Quando o Alípio passou pelo casebre, sua
sombra desenhou-se grande dentro da réstia de luar. O vilancico parara. Eu, com
o cajado da Verdade pronto para traçar, no pó da estrada a história da tragédia
que se ia dar então, pois a Teresa tremia vendo a sombra do antigo amado
estampada ao luar, esperei... Mas, a sombra do Alípio desapareceu, e daí a
pouco ouviu-se a cantiga que se ia, afastando, cheia de uma dor imensa, que
parecia infiltrar-se na noite e dar melancolia a todas as coisas... Sempre, ao
longe, o samba soava estranhamente na rouquidão dos tambores, e o vento, quando
passava pelas árvores, dava- lhes convulsões de pranto, e parecia um grande
choro cortante que vagava pelo morro, doente de frio, atacado da peste de junho
...
O vilancico, feito em rimas acaipiradas
e ternas, do carreiro Alípio foi-se afastando até que se perdeu ao longe... A
cabocla beijou Raimundo, que dormia tão sossegado, e começou a rezar à Senhora
dos Aflitos para que levasse a serenidade ao coração do carreiro, juntamente
com o amor de alguma serrana bela de matar, a fim de que a esquecesse, a ela Teresa,
que adorava o seu Raimundo...
Ouvi extasiado aquelas palavras
deliciosas e consoladoras, e vi cenas tão simples a que hão viera turvar, como
talvez quisesse para a confecção de contos, o drama atroz do facão do rude
carreiro Alípio, brilhando sob os fiapos do luar que atravessavam as fendas do
casebre, e entrando de rijo no peito largo do caboclo Raimundo, à procura do
coração que seduzia raparigas e que enleara Teresa — enquanto ao longe ecoasse
o batuque, imitando um coro de bruxos a praguejar... Nada disso houvera e eu,
extasiado, fazia tenção de narrar, o mais simplesmente que pudesse, as cenas
ingênuas que vira nessa noite do bom São João, desde o milhão de beijos dos
caboclos, beijos que diziam do púlpito vermelho dos lábios a prédica do amor,
até a oração de Teresa, pedindo ao céu que desse novos amores ao carreiro Alípio,
uma serrana morena ou uma caipira cheia de graça...

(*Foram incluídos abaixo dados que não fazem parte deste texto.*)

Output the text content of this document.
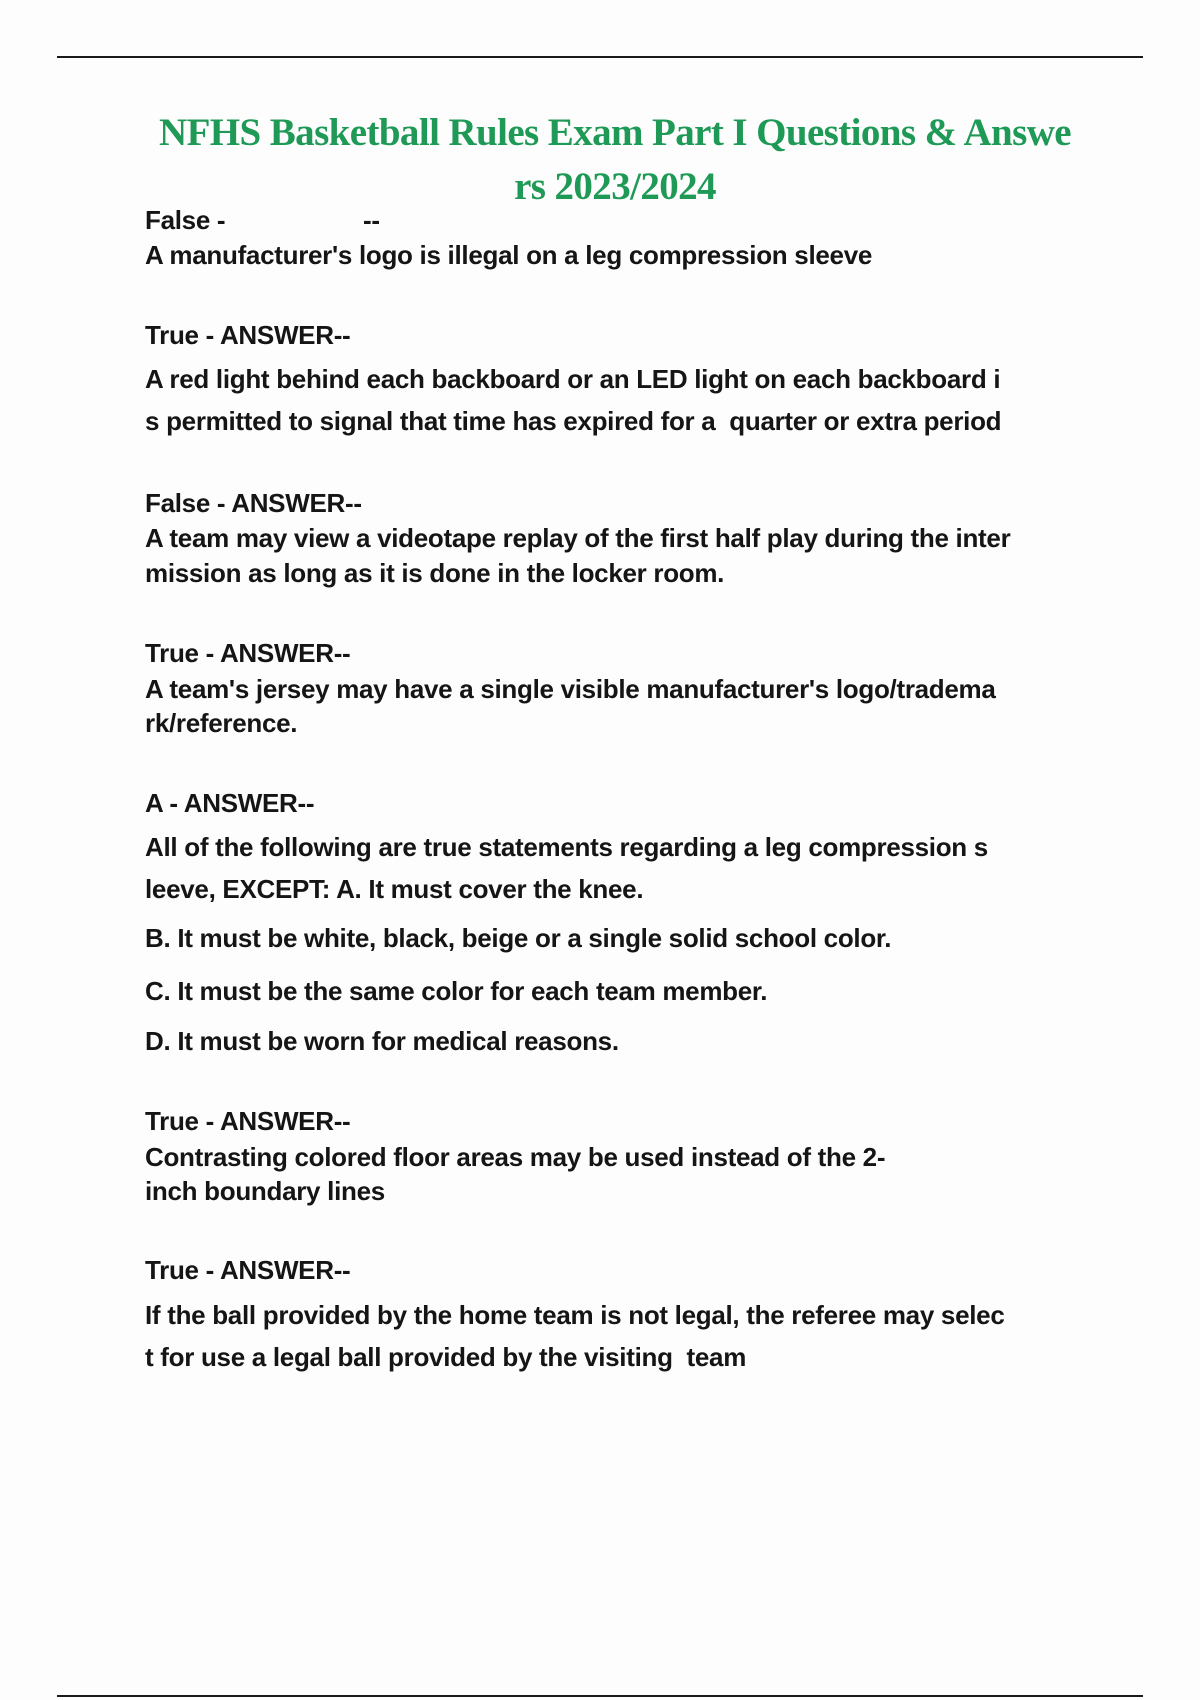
NFHS Basketball Rules Exam Part I Questions & Answe
rs 2023/2024
False -	--
A manufacturer's logo is illegal on a leg compression sleeve
True - ANSWER--
A red light behind each backboard or an LED light on each backboard i
s permitted to signal that time has expired for a  quarter or extra period
False - ANSWER--
A team may view a videotape replay of the first half play during the inter
mission as long as it is done in the locker room.
True - ANSWER--
A team's jersey may have a single visible manufacturer's logo/tradema
rk/reference.
A - ANSWER--
All of the following are true statements regarding a leg compression s
leeve, EXCEPT: A. It must cover the knee.
B. It must be white, black, beige or a single solid school color.
C. It must be the same color for each team member.
D. It must be worn for medical reasons.
True - ANSWER--
Contrasting colored floor areas may be used instead of the 2-
inch boundary lines
True - ANSWER--
If the ball provided by the home team is not legal, the referee may selec
t for use a legal ball provided by the visiting  team
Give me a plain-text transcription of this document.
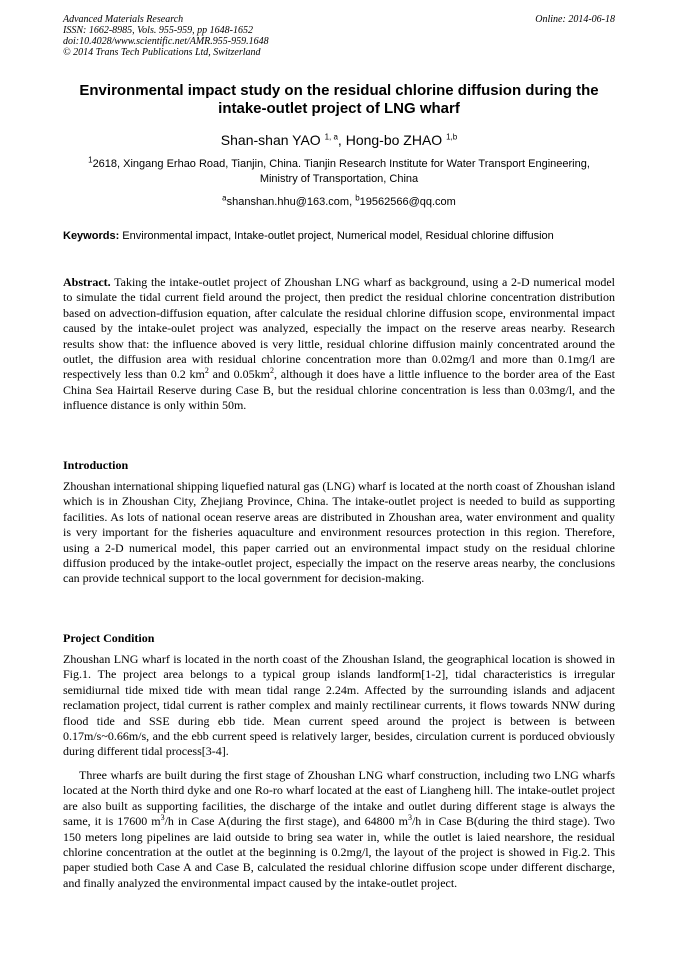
Advanced Materials Research
ISSN: 1662-8985, Vols. 955-959, pp 1648-1652
doi:10.4028/www.scientific.net/AMR.955-959.1648
© 2014 Trans Tech Publications Ltd, Switzerland
Online: 2014-06-18
Environmental impact study on the residual chlorine diffusion during the intake-outlet project of LNG wharf
Shan-shan YAO $^{1, a}$, Hong-bo ZHAO $^{1,b}$
$^1$2618, Xingang Erhao Road, Tianjin, China. Tianjin Research Institute for Water Transport Engineering, Ministry of Transportation, China
$^a$shanshan.hhu@163.com, $^b$19562566@qq.com
Keywords: Environmental impact, Intake-outlet project, Numerical model, Residual chlorine diffusion
Abstract. Taking the intake-outlet project of Zhoushan LNG wharf as background, using a 2-D numerical model to simulate the tidal current field around the project, then predict the residual chlorine concentration distribution based on advection-diffusion equation, after calculate the residual chlorine diffusion scope, environmental impact caused by the intake-oulet project was analyzed, especially the impact on the reserve areas nearby. Research results show that: the influence aboved is very little, residual chlorine diffusion mainly concentrated around the outlet, the diffusion area with residual chlorine concentration more than 0.02mg/l and more than 0.1mg/l are respectively less than 0.2 $km^2$ and $0.05km^2$, although it does have a little influence to the border area of the East China Sea Hairtail Reserve during Case B, but the residual chlorine concentration is less than 0.03mg/l, and the influence distance is only within 50m.
Introduction
Zhoushan international shipping liquefied natural gas (LNG) wharf is located at the north coast of Zhoushan island which is in Zhoushan City, Zhejiang Province, China. The intake-outlet project is needed to build as supporting facilities. As lots of national ocean reserve areas are distributed in Zhoushan area, water environment and quality is very important for the fisheries aquaculture and environment resources protection in this region. Therefore, using a 2-D numerical model, this paper carried out an environmental impact study on the residual chlorine diffusion produced by the intake-outlet project, especially the impact on the reserve areas nearby, the conclusions can provide technical support to the local government for decision-making.
Project Condition
Zhoushan LNG wharf is located in the north coast of the Zhoushan Island, the geographical location is showed in Fig.1. The project area belongs to a typical group islands landform[1-2], tidal characteristics is irregular semidiurnal tide mixed tide with mean tidal range 2.24m. Affected by the surrounding islands and adjacent reclamation project, tidal current is rather complex and mainly rectilinear currents, it flows towards NNW during flood tide and SSE during ebb tide. Mean current speed around the project is between is between 0.17m/s~0.66m/s, and the ebb current speed is relatively larger, besides, circulation current is porduced obviously during different tidal process[3-4].
Three wharfs are built during the first stage of Zhoushan LNG wharf construction, including two LNG wharfs located at the North third dyke and one Ro-ro wharf located at the east of Liangheng hill. The intake-outlet project are also built as supporting facilities, the discharge of the intake and outlet during different stage is always the same, it is 17600 $m^3/h$ in Case A(during the first stage), and 64800 $m^3/h$ in Case B(during the third stage). Two 150 meters long pipelines are laid outside to bring sea water in, while the outlet is laied nearshore, the residual chlorine concentration at the outlet at the beginning is 0.2mg/l, the layout of the project is showed in Fig.2. This paper studied both Case A and Case B, calculated the residual chlorine diffusion scope under different discharge, and finally analyzed the environmental impact caused by the intake-outlet project.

E a noite foi seguindo suavemente, num
suave batismo de luar. Ascendia, como uma prece bárbara, ao firmamento, a
alegria desordenada e rústica da coreia selvagem dos ex-escravos na fazenda de
Santa Lucinda, e, apesar daquele rumor brutalíssimo, parecia descer do céu, nas
diáfanas gazes cor de opala do plenilúnio, o olhar de Deus abençoando o mundo.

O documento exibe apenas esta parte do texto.